Their camp is a traditionally built hut, with latrines located 20 to 40m away in the forest.

On the first occasion, a researcher using the latrine saw a two-toed sloth (Choloepus didactylus) hanging upside down from the wooden bars that enclose the toilet.

Two-toed sloth on the ground in Amazon rainforest, Peru
A grounded sloth is a rare sight

It was using one hand to scoop out handfuls of semi-liquid manure, comprising human faeces, urine and toilet paper, and then eating from the hand.

Since that occasion, the scientists have since recorded sloths visiting the latrine on at least 25 other occasions.

Sometimes the sloths entered the pit that formed the latrine, to feed directly from the waste inside, emerging covered in the liquid held within.

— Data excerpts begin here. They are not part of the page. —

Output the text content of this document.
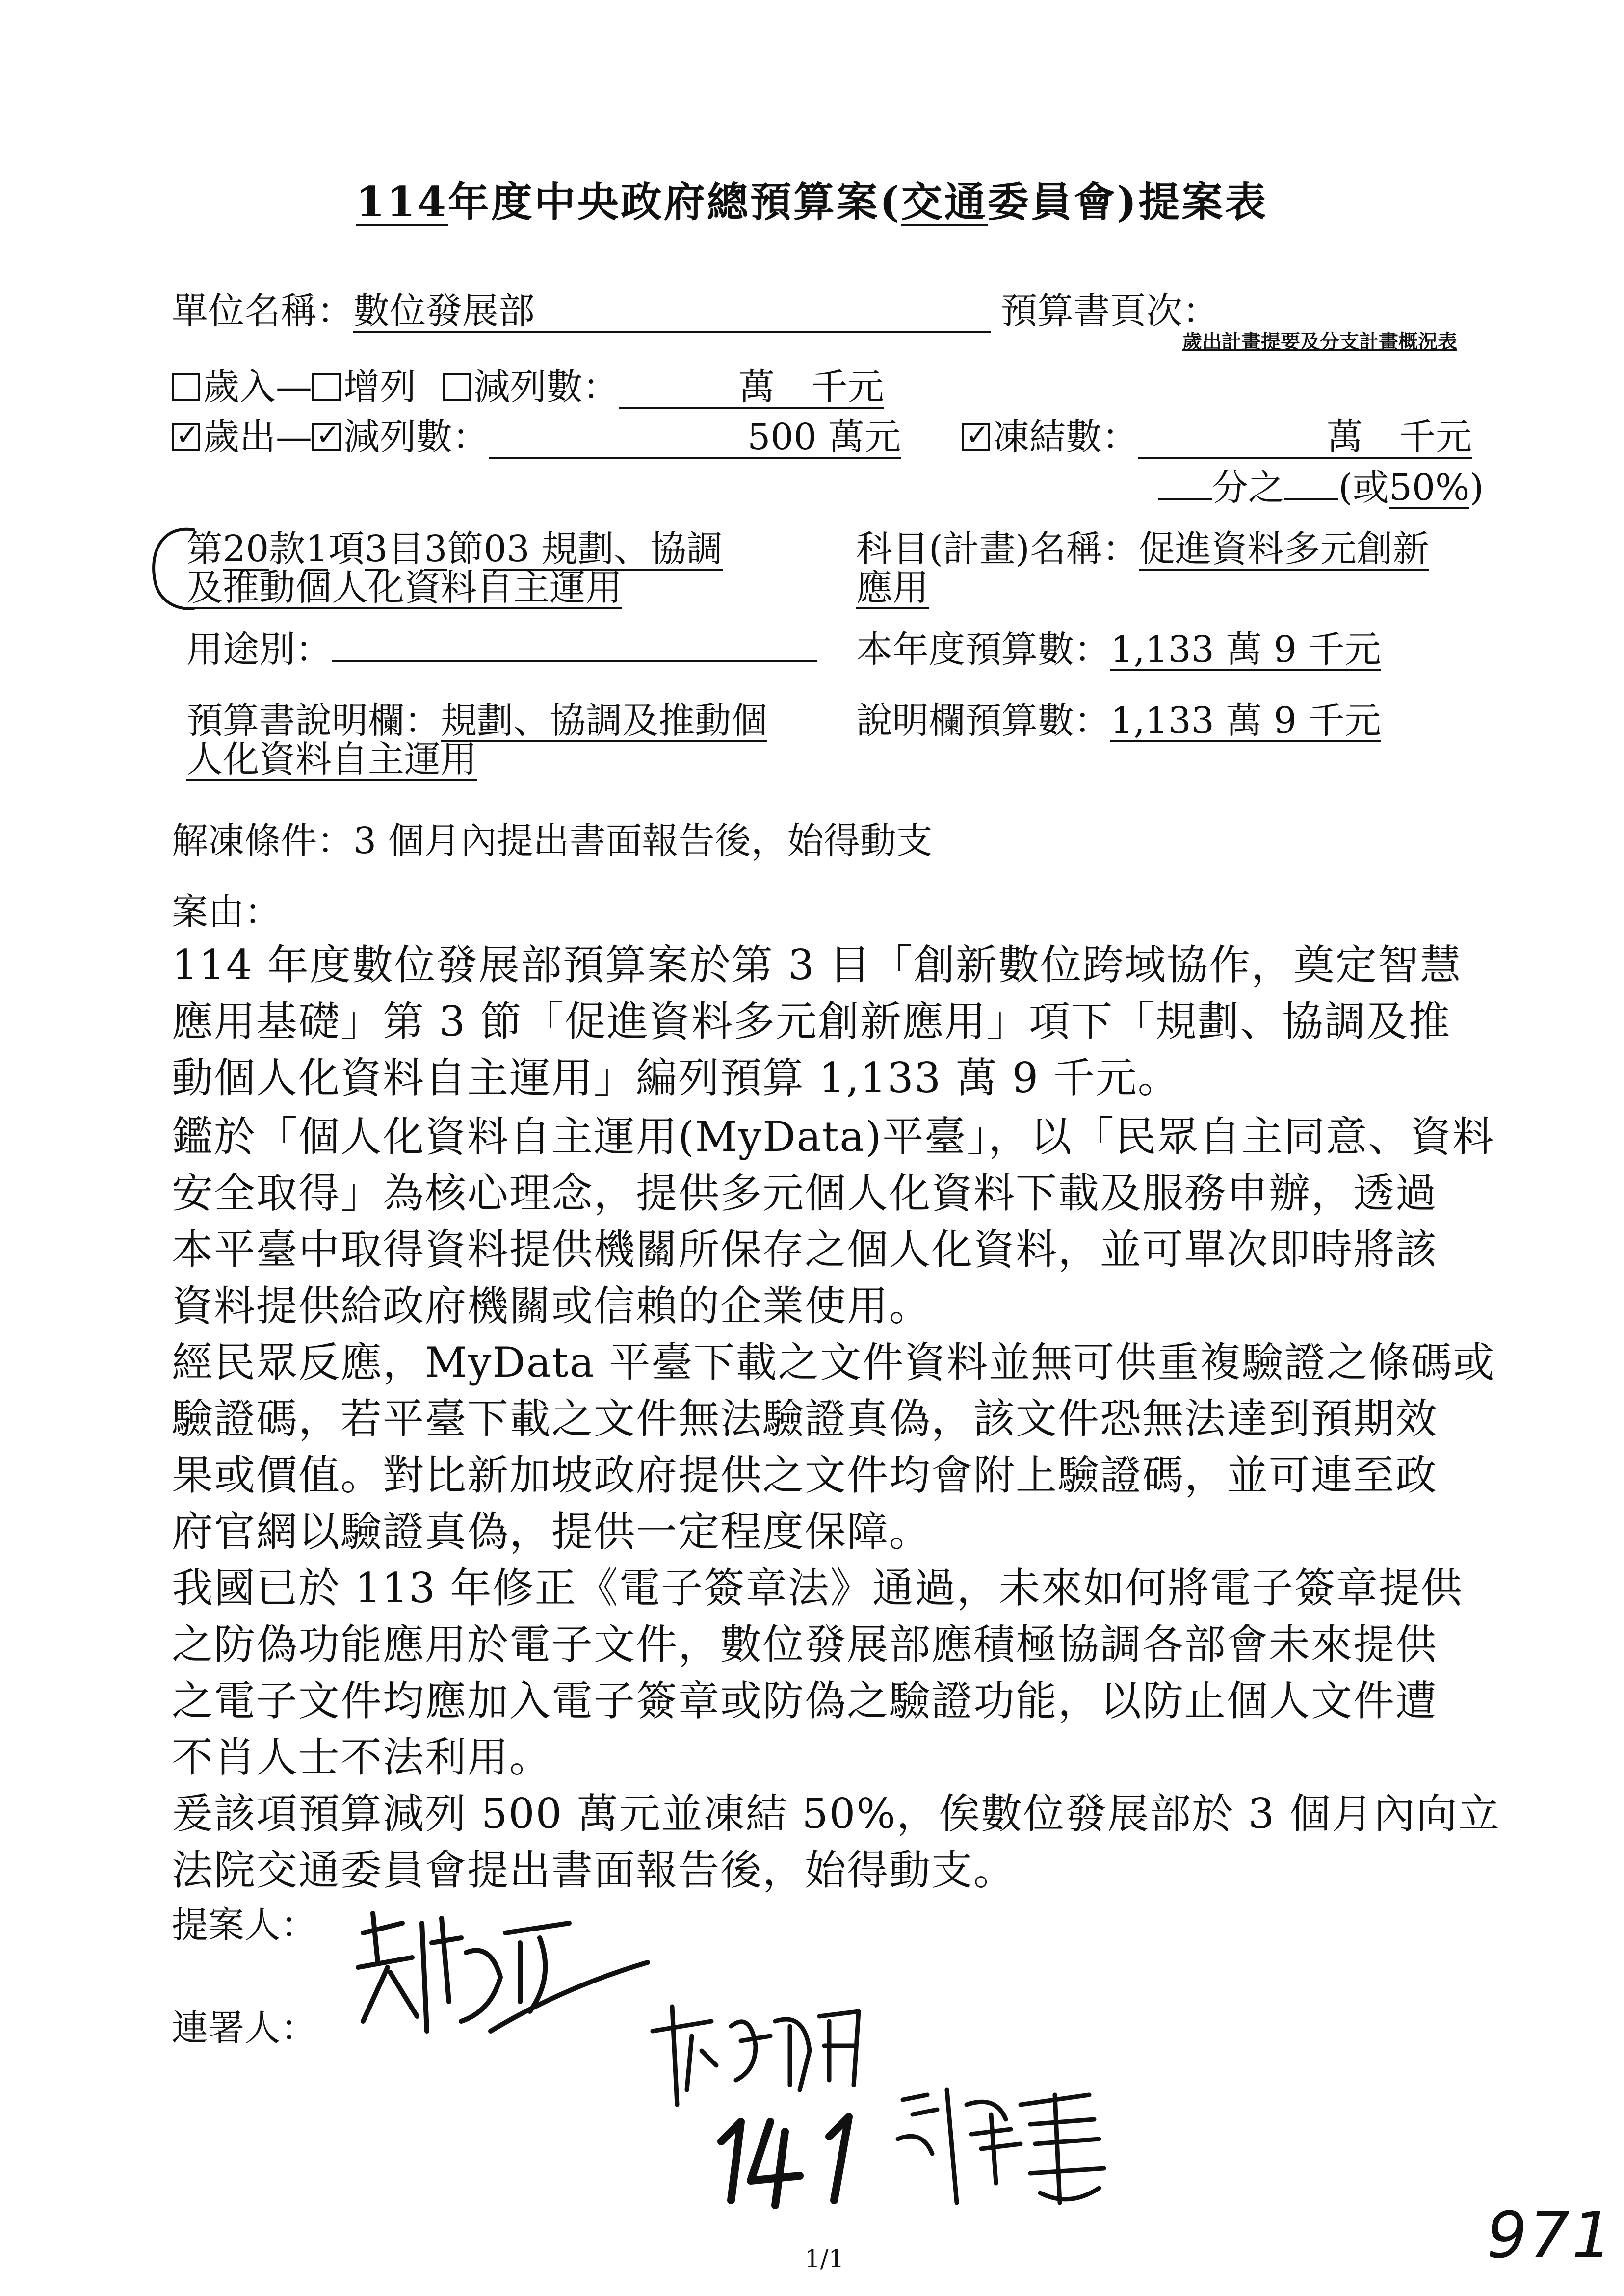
114年度中央政府總預算案(交通委員會)提案表
單位名稱：數位發展部	預算書頁次：
歲出計畫提要及分支計畫概況表
歲入— 增列 減列數：	萬　千元
✓歲出— ✓ 減列數：	500 萬元 ✓	凍結數：	萬　千元
分之 (或50%)
第20款1項3目3節03 規劃、協調
及推動個人化資料自主運用
科目(計畫)名稱：促進資料多元創新
應用
用途別：	本年度預算數：1,133 萬 9 千元
預算書說明欄：規劃、協調及推動個
人化資料自主運用
說明欄預算數：1,133 萬 9 千元
解凍條件：3 個月內提出書面報告後，始得動支
案由：
114 年度數位發展部預算案於第 3 目「創新數位跨域協作，奠定智慧
應用基礎」第 3 節「促進資料多元創新應用」項下「規劃、協調及推
動個人化資料自主運用」編列預算 1,133 萬 9 千元。
鑑於「個人化資料自主運用(MyData)平臺」，以「民眾自主同意、資料
安全取得」為核心理念，提供多元個人化資料下載及服務申辦，透過
本平臺中取得資料提供機關所保存之個人化資料，並可單次即時將該
資料提供給政府機關或信賴的企業使用。
經民眾反應，MyData 平臺下載之文件資料並無可供重複驗證之條碼或
驗證碼，若平臺下載之文件無法驗證真偽，該文件恐無法達到預期效
果或價值。對比新加坡政府提供之文件均會附上驗證碼，並可連至政
府官網以驗證真偽，提供一定程度保障。
我國已於 113 年修正《電子簽章法》通過，未來如何將電子簽章提供
之防偽功能應用於電子文件，數位發展部應積極協調各部會未來提供
之電子文件均應加入電子簽章或防偽之驗證功能，以防止個人文件遭
不肖人士不法利用。
爰該項預算減列 500 萬元並凍結 50%，俟數位發展部於 3 個月內向立
法院交通委員會提出書面報告後，始得動支。
提案人：
連署人：
1/1	971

Professor Eckhard Heymann of the German Primate Centre based in Gottingen, Germany, who led the team of researchers, told the BBC that they were surprised and astonished by the behaviour.

"The sequence of events was always more or less then same: someone arriving at the latrine, seeing the sloth inside and the sloth feeling disturbed and coming out and moving away," says Prof Heymann.


The researchers suspect many individual sloths visited the latrines: on one occasion a mother and baby visited.

Why the sloths decided to visit and feed from the latrines remains a mystery.

Sloths hardly ever come down from the trees in which they live.

Usually they only descend to the forest floor to change trees or once every three to seven days to defecate.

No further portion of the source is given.